Author + information
- Received May 31, 2016
- Accepted June 30, 2016
- Published online October 10, 2016.
- Ayman Jubran, MD,
- Moshe Y. Flugelman, MD,
- Nader Khader, MD and
- Ronen Jaffe, MD∗ ()
- ↵∗Reprint requests and correspondence:
Dr. Ronen Jaffe, Lady Davis Carmel Medical Center, Department of Cardiovascular Medicine, 7 Michal Street, Haifa, Israel 34362.
Accurate valve positioning during transcatheter aortic valve replacement (TAVR) is crucial. Valve migration into the left ventricle during deployment can be treated by pulling the valve toward the aortic root or by implanting a second valve.
An 83-year-old woman with severe symptomatic aortic stenosis (valve area 0.80 cm2) was referred for TAVR. Computed tomographic angiography revealed a mildly calcified tricuspid aortic valve (960 Agatston units), minimal calcification within the ascending aorta, and aortic annular dimensions of 21 × 25 mm. A 29-mm CoreValve (Medtronic, Minneapolis, Minnesota) was implanted without pre-dilation.

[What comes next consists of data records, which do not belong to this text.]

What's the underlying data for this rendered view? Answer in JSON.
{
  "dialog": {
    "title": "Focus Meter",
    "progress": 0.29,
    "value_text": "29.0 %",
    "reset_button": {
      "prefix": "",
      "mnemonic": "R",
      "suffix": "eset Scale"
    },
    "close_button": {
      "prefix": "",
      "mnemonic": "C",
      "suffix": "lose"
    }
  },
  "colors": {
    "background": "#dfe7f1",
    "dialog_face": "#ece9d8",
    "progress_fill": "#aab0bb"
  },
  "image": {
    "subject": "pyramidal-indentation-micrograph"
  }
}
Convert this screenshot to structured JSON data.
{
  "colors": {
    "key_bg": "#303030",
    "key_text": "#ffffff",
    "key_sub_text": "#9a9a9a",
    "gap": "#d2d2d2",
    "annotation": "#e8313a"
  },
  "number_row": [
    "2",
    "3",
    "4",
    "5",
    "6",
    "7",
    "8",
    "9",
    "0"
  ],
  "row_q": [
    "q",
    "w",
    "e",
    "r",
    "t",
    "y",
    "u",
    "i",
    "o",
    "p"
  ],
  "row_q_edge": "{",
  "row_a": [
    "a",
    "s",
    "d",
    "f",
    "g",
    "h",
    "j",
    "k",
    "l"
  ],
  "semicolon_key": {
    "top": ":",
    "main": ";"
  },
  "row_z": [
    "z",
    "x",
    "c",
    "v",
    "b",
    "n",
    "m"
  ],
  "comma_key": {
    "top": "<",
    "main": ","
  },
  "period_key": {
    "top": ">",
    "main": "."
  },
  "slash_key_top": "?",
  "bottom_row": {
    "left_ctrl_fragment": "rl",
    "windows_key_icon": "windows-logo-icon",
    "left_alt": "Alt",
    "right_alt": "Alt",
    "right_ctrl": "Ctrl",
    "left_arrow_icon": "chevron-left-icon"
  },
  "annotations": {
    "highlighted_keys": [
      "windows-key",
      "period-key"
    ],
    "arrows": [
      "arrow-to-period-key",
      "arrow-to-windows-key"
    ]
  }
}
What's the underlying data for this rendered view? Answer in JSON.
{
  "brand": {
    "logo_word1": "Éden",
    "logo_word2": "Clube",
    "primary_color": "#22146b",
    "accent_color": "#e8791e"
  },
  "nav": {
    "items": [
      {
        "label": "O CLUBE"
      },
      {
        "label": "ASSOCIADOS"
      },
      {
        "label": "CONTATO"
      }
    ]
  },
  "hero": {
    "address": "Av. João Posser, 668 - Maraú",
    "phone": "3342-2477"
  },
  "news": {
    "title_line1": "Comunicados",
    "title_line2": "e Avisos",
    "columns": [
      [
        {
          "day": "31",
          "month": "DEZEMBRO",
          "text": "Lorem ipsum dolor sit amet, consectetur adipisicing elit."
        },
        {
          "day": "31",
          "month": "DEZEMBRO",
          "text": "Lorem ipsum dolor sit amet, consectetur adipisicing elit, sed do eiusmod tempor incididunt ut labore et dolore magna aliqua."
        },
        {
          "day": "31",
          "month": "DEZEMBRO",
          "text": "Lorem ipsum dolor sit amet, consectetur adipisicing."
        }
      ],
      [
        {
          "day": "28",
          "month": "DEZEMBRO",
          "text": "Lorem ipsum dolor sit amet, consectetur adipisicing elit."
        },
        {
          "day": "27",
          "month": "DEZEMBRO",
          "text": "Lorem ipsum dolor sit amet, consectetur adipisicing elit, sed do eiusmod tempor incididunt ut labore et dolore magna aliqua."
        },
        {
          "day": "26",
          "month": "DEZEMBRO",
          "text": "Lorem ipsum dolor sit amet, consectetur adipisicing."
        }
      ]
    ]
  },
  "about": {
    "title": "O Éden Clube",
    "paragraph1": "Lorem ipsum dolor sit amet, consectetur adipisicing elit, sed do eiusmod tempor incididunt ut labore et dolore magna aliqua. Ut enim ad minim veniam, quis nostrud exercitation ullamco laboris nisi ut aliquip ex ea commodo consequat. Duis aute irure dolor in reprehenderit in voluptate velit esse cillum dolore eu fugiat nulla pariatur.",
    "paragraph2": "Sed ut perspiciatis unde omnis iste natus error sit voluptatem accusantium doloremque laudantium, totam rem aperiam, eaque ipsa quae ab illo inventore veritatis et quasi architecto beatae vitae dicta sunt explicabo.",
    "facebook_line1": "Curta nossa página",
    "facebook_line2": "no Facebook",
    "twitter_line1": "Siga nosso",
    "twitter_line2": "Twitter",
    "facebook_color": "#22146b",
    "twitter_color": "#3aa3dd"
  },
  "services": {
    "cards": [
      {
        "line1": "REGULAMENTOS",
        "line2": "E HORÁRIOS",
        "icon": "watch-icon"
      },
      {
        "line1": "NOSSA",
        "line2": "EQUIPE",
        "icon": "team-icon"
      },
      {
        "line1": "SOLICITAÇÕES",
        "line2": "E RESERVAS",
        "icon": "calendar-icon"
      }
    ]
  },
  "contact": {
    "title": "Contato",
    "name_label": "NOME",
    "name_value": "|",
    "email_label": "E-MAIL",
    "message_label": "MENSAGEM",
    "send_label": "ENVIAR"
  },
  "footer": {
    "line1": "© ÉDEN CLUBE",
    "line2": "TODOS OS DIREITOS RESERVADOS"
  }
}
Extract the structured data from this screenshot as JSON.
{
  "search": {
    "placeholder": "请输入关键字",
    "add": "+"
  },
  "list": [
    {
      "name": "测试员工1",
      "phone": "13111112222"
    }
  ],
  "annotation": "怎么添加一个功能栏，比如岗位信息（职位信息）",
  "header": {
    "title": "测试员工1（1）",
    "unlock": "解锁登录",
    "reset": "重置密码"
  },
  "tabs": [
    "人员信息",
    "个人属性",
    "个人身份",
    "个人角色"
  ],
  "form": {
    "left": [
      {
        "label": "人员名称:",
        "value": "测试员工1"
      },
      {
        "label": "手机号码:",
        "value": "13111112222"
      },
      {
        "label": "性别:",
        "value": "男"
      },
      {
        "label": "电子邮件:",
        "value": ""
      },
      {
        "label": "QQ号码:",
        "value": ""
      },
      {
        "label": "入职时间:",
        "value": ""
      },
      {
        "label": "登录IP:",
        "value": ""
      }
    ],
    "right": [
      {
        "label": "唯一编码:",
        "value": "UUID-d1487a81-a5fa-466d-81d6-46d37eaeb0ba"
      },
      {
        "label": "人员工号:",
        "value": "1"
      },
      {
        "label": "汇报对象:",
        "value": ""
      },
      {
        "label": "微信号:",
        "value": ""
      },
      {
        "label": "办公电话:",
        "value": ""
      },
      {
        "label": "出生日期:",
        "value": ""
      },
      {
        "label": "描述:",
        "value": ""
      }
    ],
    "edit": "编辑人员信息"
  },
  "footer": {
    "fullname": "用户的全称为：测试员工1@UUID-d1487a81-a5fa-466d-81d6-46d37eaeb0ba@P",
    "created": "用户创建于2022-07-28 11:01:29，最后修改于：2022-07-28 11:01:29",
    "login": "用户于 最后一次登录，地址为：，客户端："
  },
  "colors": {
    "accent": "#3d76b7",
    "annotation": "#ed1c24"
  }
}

Implantation was initiated after optimal valve position had been achieved (Figure 1, Online Video 1), but the valve descended significantly into the ventricle during deployment, resulting in severe aortic regurgitation (Figure 2, Online Video 2). Attempts to pull the valve proximally resulted in intussusception of the aortic annulus into the aorta, with deformation of the aortic root (Figure 3, Online Video 3). The deformity resolved after tension on the delivery system was released. Despite the deep final position of the valve (12 mm below the aortic annulus), contact between the distal sealing skirt and the annulus prevented paravalvular leak (Figure 4, Online Video 4). The temporary aortic root deformation did not result in adverse clinical outcomes, and the patient made an uneventful recovery without need for permanent pacemaker implantation.
This case highlights the need for new-generation retrievable and repositionable valves with improved control of positioning.
For supplemental videos and their legends, please see the online version of this article.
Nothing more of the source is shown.